La Chine, quant à elle, reste silencieuse sur la destitution du président sud-coréen tout en poursuivant ses propres objectifs stratégiques. Des accusations d’ingérence chinoise dans les élections sud-coréennes viennent encore compliquer l’équilibre politique régional.
Dans ce contexte, l’indépendance économique et militaire de la Corée du Sud ne relève plus d’un simple choix diplomatique, mais d’une nécessité vitale. Neuvième exportateur mondial de matériel de défense en 2024, le pays dispose d’une capacité militaire robuste. L’opinion publique se montre de plus en plus favorable à la constitution d’un arsenal nucléaire, face aux incertitudes entourant les garanties de sécurité américaines. Cependant, cette option pourrait susciter une forte opposition internationale et nuire aux relations avec les États-Unis, le Japon et la Chine.

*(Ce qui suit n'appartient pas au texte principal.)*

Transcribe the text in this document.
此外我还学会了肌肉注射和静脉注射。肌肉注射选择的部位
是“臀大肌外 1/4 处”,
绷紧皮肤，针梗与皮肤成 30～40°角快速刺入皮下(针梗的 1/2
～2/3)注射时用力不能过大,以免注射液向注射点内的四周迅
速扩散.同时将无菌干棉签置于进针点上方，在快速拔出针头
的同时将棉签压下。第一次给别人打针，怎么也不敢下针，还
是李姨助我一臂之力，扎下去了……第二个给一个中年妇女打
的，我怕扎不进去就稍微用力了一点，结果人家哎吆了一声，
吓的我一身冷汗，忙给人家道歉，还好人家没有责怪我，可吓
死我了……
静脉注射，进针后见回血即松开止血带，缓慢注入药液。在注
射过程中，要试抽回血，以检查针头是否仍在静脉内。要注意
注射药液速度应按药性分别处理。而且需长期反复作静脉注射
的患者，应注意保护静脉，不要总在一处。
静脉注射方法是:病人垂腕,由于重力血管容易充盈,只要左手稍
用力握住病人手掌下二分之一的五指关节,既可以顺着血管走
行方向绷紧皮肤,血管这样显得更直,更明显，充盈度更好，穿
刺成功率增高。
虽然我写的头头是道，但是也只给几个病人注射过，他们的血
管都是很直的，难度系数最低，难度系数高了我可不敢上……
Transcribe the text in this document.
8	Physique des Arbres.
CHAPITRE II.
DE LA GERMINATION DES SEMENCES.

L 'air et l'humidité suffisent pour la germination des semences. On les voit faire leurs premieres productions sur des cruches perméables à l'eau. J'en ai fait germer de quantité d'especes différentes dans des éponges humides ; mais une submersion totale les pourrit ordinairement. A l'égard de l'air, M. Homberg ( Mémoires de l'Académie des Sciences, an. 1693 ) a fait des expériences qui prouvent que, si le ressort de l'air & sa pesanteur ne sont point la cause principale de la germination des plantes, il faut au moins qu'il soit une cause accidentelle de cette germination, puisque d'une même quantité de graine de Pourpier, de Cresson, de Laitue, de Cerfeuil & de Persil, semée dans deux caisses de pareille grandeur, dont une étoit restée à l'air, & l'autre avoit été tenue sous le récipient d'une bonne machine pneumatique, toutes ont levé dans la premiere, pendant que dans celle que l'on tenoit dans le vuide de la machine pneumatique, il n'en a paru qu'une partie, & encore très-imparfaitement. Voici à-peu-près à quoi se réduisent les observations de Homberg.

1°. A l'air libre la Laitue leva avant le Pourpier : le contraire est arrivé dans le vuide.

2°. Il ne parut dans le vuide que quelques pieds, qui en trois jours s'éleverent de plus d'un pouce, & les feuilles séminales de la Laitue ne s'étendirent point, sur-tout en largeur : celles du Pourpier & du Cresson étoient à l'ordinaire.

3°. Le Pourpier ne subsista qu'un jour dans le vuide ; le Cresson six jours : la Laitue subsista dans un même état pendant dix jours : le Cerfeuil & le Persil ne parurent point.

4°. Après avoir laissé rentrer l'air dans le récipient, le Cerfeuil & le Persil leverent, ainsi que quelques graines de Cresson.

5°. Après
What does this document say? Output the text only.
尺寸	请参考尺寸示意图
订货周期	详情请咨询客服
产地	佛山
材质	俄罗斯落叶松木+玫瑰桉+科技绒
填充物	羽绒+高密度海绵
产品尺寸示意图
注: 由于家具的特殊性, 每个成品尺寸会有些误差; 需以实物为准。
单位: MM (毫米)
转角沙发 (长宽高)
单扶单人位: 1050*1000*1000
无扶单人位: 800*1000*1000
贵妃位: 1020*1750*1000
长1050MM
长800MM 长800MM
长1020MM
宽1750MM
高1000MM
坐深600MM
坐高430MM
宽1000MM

Pour préserver ses intérêts, la Corée du Sud doit diversifier ses échanges commerciaux et ses investissements, tout en élargissant sa coopération avec l’Asie du Sud-Est, l’Europe et le Moyen-Orient. L’autonomie dans des secteurs stratégiques tels que les semi-conducteurs, l’intelligence artificielle et la défense devient cruciale. Par ailleurs, une approche diplomatique réfléchie est nécessaire pour régler les contentieux historiques avec le Japon et ajuster la coopération avec l’OTAN et les principaux pays européens.
Si la Corée du Sud persiste dans une posture passive, se contentant de suivre les grandes puissances, elle aggravera son instabilité diplomatique, économique et sécuritaire. Le moment est venu pour elle de tracer sa propre voie, d’élaborer sans tarder un plan stratégique clair et résolu. Cette décision ne se limite pas à un choix de politique étrangère : elle engage la survie et la souveraineté même du pays.